Bei offenen Investmentfonds erwirbt der Anleger Anteilsscheine an einem Sondervermögen, das nach bestimmten Anlagekriterien unter dem Gesichtspunkt der Risikostreuung zum Beispiel in Aktien, Rentenpapiere, Immobilien oder am Geldmarkt investiert wird. Der Zugang zum Investmentfonds ist nicht beschränkt (also offen). Ebenso hat der Anleger das Recht, seine Anteile jederzeit zum gültigen Rücknahmewert zurückzugeben. Die Anteilsscheine sind meist börsentäglich handelbar.

Im Unterschied hierzu ist eine Beteiligung an einem geschlossenen Fonds nur im Platzierungszeitraum möglich. Danach wird der Fonds geschlossen. Oft in der Rechtsform der GmbH & Co. KG konzipiert wird der Beteiligungserwerber an einem geschlossenen Fonds Kommanditist und damit echter Unternehmer. Eine Veräußerung der Beteiligung ist nur eingeschränkt möglich. Investitionsobjekte geschlossener Fonds sind zum Beispiel Schiffe, Immobilien, Windkraftanlagen oder Unternehmensbeteiligungen.

Offene Investmentfonds besitzen, da sie einem breiten Publikum Kapitalanlagemöglichkeiten bieten, besondere wirtschaftliche Bedeutung. Am Markt ist eine Vielzahl an Fonds im Angebot. Sie können nach verschiedenen Kriterien kategorisiert werden.

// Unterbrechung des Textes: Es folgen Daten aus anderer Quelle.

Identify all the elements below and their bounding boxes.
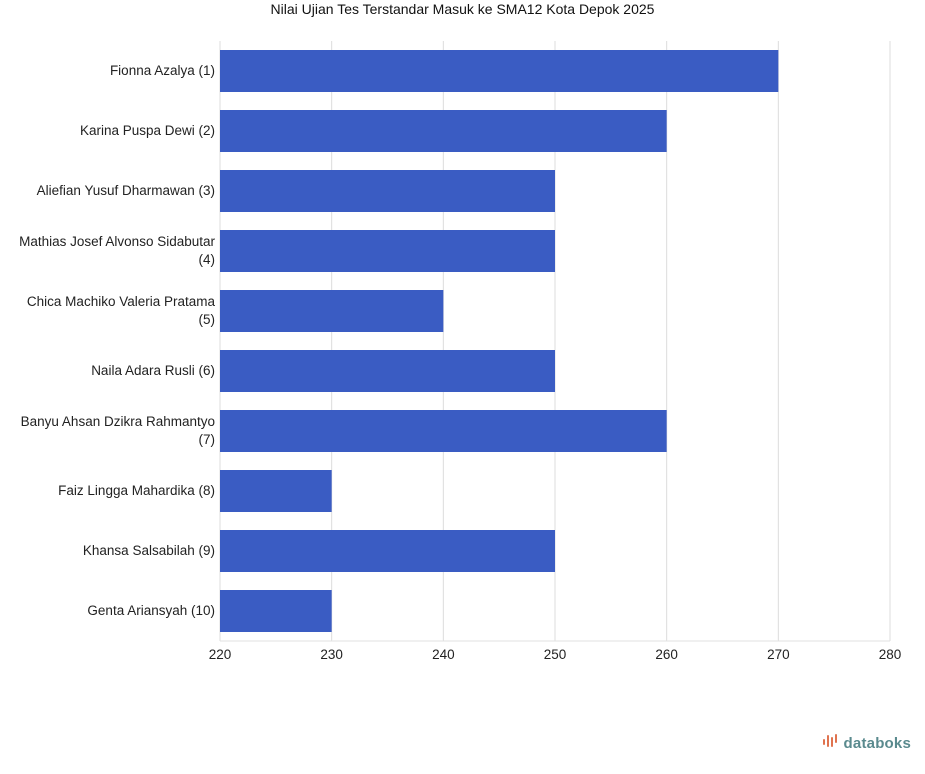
- y-category-label: Chica Machiko Valeria Pratama (5): [26, 294, 215, 327]
- y-category-label: Faiz Lingga Mahardika (8): [58, 483, 215, 498]
- bars: [220, 50, 779, 632]
- chart-title: Nilai Ujian Tes Terstandar Masuk ke SMA1…: [270, 1, 655, 17]
- bar[interactable]: [220, 590, 332, 632]
- x-tick-label: 250: [544, 647, 567, 662]
- bar[interactable]: [220, 110, 667, 152]
- databoks-logo-text: databoks: [843, 735, 911, 752]
- bar[interactable]: [220, 410, 667, 452]
- x-axis-ticks: 220 230 240 250 260 270 280: [209, 647, 902, 662]
- y-category-label: Genta Ariansyah (10): [87, 603, 215, 618]
- bar[interactable]: [220, 470, 332, 512]
- y-category-label: Fionna Azalya (1): [109, 63, 215, 78]
- databoks-bars-icon: [822, 733, 841, 754]
- databoks-logo: databoks: [822, 733, 911, 754]
- bar[interactable]: [220, 530, 555, 572]
- x-tick-label: 220: [209, 647, 232, 662]
- x-tick-label: 240: [432, 647, 455, 662]
- bar[interactable]: [220, 170, 555, 212]
- y-category-label: Khansa Salsabilah (9): [82, 543, 215, 558]
- x-tick-label: 280: [879, 647, 902, 662]
- y-category-label: Aliefian Yusuf Dharmawan (3): [36, 183, 215, 198]
- bar[interactable]: [220, 50, 779, 92]
- y-category-label: Naila Adara Rusli (6): [91, 363, 215, 378]
- y-category-label: Banyu Ahsan Dzikra Rahmantyo (7): [20, 414, 215, 447]
- y-category-label: Mathias Josef Alvonso Sidabutar (4): [19, 234, 215, 267]
- x-tick-label: 270: [767, 647, 790, 662]
- bar[interactable]: [220, 350, 555, 392]
- x-tick-label: 260: [655, 647, 678, 662]
- bar[interactable]: [220, 290, 444, 332]
- x-tick-label: 230: [320, 647, 343, 662]
- bar[interactable]: [220, 230, 555, 272]
- y-category-label: Karina Puspa Dewi (2): [79, 123, 215, 138]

Gängig ist die Einteilung nach Anlagearten: Man unterscheidet insbesondere Aktienfonds, Rentenfonds, Geldmarktfonds oder Immobilienfonds. Mischfonds investieren in verschiedene Anlagearten, Dachfonds in weitere Fonds.

Ein weiteres Unterscheidungsmerkmal sind regionale Schwerpunkte in der Anlage – zum Beispiel in bestimmten Kontinenten oder Ländern. Indexfonds beziehen sich auf einen bestimmten (Aktien)-Index. Ethik- und Ökofonds tätigen ihre Anlagen nach ethischen Grundsätzen oder unter dem Aspekt der Nachhaltigkeit. Es gibt eine Reihe weiterer Unterscheidungsmerkmale – zum Beispiel nach der gewählten Anlagestrategie, dem Anlagehorizont oder der Risikostruktur. Angesichts von einer Vielzahl zum Handel zugelassenen Fonds in Deutschland sollte die Kategorisierung nach dem jeweils konkreten Investitions- und Analyseanlass erfolgen.